Green wasn't always my favorite color.

When I was a kid, my favorite color was blue. Royal blue in particular, growing up near Kansas City as a fan of the Royals. This continued on into high school as I proudly wore the bright blue uniforms of the one and only St. Paul Saints.

Things began to change when I went off to college in California. The color for the Concordia/Irvine Eagles was green, but the landscape, not so much. Lots of tan and brown and beige. Southern California has its own beauty, but it's definitely a different kind of beauty than Missouri. When I flew home for the summer, I remember the lush and glorious canopy of green spreading out for miles below as we made our final approach. I had a newfound appreciation for my home as well as a new favorite color.

After tearing up my knee in my 20's playing church league basketball, I had to look for a new sport, so I started playing golf.
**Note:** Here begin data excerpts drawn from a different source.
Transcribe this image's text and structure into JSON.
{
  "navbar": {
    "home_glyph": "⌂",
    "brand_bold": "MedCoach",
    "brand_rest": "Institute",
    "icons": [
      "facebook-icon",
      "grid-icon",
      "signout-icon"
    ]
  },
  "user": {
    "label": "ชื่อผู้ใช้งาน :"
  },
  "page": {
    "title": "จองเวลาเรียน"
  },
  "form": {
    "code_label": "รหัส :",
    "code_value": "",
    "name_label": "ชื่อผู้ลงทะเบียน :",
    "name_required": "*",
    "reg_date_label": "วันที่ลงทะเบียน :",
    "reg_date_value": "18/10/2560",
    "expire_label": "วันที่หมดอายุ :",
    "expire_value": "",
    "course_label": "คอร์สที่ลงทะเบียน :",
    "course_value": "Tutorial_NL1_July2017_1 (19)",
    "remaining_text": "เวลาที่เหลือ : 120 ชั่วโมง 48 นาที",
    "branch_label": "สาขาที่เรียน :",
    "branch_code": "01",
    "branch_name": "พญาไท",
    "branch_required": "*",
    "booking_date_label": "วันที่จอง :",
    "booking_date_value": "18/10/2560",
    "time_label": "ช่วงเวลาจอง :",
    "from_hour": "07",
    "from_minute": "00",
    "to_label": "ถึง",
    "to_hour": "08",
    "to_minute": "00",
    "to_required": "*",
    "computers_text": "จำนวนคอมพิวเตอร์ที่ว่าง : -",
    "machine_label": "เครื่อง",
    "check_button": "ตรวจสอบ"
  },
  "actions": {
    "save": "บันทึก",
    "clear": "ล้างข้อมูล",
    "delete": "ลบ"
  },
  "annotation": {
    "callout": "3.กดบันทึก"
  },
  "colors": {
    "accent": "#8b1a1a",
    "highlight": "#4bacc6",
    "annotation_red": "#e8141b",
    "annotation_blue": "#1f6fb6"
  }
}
I was immediately drawn to the lovely landscapes, the fresh fairways, the vibrant and verdant views all around. To this day I'm continually drawn back to the Psalms when I see a well manicured golf course with its vast array of green pastures and still waters. It may not always be easy to maintain, but it's good to be green.

This applies to the Christian life as well. Green is the color for “ordinary time” in the liturgical church year. It's the regular time of year that always gets overshadowed by other seasons such as Advent, Christmas, Lent, and Easter. But the long Trinity (or Pentecost) season is important as well because it gives us time to ponder and reflect upon the great truths we celebrated earlier in the year. It provides time for us to “grow in the grace and knowledge of our Lord and Savior Jesus Christ” (2 Pet 3:18).

This is a time of nurture and growth for us as we safely graze in God's green pastures and drink freely from his still waters, all the while abiding in his abundant word and Sacraments. It’s also a time to step outside and enjoy God’s good and gracious gift of creation. This was an important element for Rich Mullins in the writing of his iconic song, The Color Green, from 1993. Here is the refrain:

Be praised for all Your tenderness by these works of Your hands
Suns that rise and rains that fall to bless and bring to life Your land
Look down upon this winter wheat and be glad that You have made
Blue for the sky and the color green that fills these fields with praise

Although green is not one of the primary colors used in Luther’s Rose, it does show up in some depictions as branches reaching outward toward the golden circle of heaven. This reminds us of the growth and abundance God provides through his good gifts and Spirit.

Fruitful trees, the Spirit's sowing,
may we ripen and increase,
fruit to life eternal growing,
rich in love and joy and peace.
(LSB 691)

Green is a rich and wonderful color, and so is this season of the church year. And when the green season is over, we return to our normal ordinary life refreshed, restored, and renewed, ready to freely and joyfully live for the Lord and serve our neighbor in love.

Christ is Risen. Jesus is Living. You’ve got the green light.